1.5. Tujuan dan Manfaat Penelitian Tujuan penelitian ini adalah mengungkapkan relasi antara elemen pembentuk struktur kota yang terencana dengan dinamika ruang pada kawasan eksisting yang tidak terencana dalam konteks pengembangan kota baru di Jakarta Metropolitan Area. Tujuan ini akan dicapai dengan melakukan tahapan-tahapan sebagai berikut:
14
1. Membangun kerangka teoritis untuk memahami hubungan antara elemen pembentuk struktur kota baru dengan dinamika elemen pembentuk struktur kawasan yang tidak terencana. 2. Menerapkan kerangka pendekatan tersebut ke dalam kasus studi yang telah dipilih untuk dapat: a) Menemukan faktor-faktor yang mempengaruhi hubungan antara struktur kota yang terencana dan dinamika ruang pada kawasan eksisting; b) Menemukan pola-pola perubahan yang terjadi berkaitan dengan karakteristik elemen dan faktor yang penyebab terjadinya perubahan; c) Menemukan implikasi pola-pola perubahan pada peningkatan maupun penurunan kualitas kawasan. 3. Mengkaji peranan pranata dan kebijakan sebagai pengendali berkaitan dengan implikasi pola perubahan kualitas.
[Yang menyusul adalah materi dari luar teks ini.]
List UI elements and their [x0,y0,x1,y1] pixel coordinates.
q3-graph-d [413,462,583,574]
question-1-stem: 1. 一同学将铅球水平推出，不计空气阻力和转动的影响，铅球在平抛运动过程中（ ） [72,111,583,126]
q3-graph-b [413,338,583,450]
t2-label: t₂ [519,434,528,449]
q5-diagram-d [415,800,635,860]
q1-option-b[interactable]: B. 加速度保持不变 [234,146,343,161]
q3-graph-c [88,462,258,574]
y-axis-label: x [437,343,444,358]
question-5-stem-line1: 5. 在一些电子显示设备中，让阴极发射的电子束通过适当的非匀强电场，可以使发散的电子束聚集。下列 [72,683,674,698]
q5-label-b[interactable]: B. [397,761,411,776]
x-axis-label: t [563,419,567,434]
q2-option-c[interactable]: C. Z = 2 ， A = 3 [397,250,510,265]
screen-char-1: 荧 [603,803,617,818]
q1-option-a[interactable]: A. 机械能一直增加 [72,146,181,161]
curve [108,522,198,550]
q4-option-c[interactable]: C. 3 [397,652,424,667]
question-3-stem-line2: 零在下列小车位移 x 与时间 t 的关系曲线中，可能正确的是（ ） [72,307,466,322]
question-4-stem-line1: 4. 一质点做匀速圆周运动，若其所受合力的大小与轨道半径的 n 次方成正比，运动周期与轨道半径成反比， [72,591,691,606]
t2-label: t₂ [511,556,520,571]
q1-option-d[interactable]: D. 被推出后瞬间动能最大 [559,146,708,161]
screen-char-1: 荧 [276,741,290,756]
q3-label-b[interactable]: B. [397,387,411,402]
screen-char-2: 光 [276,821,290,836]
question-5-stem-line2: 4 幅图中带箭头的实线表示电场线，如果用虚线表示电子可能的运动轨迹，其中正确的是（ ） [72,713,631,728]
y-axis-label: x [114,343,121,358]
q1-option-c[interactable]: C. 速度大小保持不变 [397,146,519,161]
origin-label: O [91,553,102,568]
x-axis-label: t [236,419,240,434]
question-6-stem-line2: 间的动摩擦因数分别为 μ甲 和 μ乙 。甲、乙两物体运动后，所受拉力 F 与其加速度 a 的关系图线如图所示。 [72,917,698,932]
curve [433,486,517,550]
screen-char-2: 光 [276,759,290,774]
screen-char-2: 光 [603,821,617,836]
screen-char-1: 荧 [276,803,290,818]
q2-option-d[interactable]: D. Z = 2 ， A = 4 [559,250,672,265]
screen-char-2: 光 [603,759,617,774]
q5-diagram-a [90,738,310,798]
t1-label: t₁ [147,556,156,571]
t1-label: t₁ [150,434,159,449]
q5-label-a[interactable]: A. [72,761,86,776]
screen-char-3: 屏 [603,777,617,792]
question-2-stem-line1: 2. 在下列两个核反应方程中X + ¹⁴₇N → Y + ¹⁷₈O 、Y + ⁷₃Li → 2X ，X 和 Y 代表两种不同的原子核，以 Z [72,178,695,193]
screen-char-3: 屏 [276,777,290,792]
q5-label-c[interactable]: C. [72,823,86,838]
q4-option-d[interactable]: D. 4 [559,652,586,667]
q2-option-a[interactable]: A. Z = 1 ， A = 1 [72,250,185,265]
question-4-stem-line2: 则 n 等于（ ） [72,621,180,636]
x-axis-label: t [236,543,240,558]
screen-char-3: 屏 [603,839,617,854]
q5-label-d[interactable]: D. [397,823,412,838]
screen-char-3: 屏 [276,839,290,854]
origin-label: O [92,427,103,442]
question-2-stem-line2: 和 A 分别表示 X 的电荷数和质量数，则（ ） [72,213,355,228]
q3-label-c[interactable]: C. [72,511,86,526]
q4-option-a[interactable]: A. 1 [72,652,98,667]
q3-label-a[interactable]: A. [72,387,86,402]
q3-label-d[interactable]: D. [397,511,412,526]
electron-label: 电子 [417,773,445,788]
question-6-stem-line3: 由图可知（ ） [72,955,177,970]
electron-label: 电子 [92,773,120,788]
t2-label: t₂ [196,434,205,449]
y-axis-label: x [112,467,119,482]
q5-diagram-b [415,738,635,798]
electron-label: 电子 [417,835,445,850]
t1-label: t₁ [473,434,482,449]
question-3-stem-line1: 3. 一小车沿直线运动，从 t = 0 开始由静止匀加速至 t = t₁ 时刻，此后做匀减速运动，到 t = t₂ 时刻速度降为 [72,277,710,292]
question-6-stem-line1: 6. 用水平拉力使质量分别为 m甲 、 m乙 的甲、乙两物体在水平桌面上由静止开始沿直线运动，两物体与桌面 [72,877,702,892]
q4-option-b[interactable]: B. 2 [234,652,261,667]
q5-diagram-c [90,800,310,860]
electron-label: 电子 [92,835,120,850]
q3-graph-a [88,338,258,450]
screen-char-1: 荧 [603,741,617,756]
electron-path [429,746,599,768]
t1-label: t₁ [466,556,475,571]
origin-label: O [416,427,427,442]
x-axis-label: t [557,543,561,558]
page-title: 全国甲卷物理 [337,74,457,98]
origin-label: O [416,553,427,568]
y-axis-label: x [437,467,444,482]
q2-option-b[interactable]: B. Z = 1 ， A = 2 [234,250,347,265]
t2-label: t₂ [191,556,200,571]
Penelitian ini diharapkan dapat memberikan manfaat dalam telaah pengembangan kota baru terutama untuk memprediksikan dampak perencanaan elemen pembentuk struktur kota baru pada kualitas ruang kawasan di sekitar pengembangan. Prediksi dampak perencanaan ini diharapkan dapat dijadikan sebagai masukan untuk penyusunan perangkat pranata yang lebih tanggap pada dinamika yang mungkin terjadi.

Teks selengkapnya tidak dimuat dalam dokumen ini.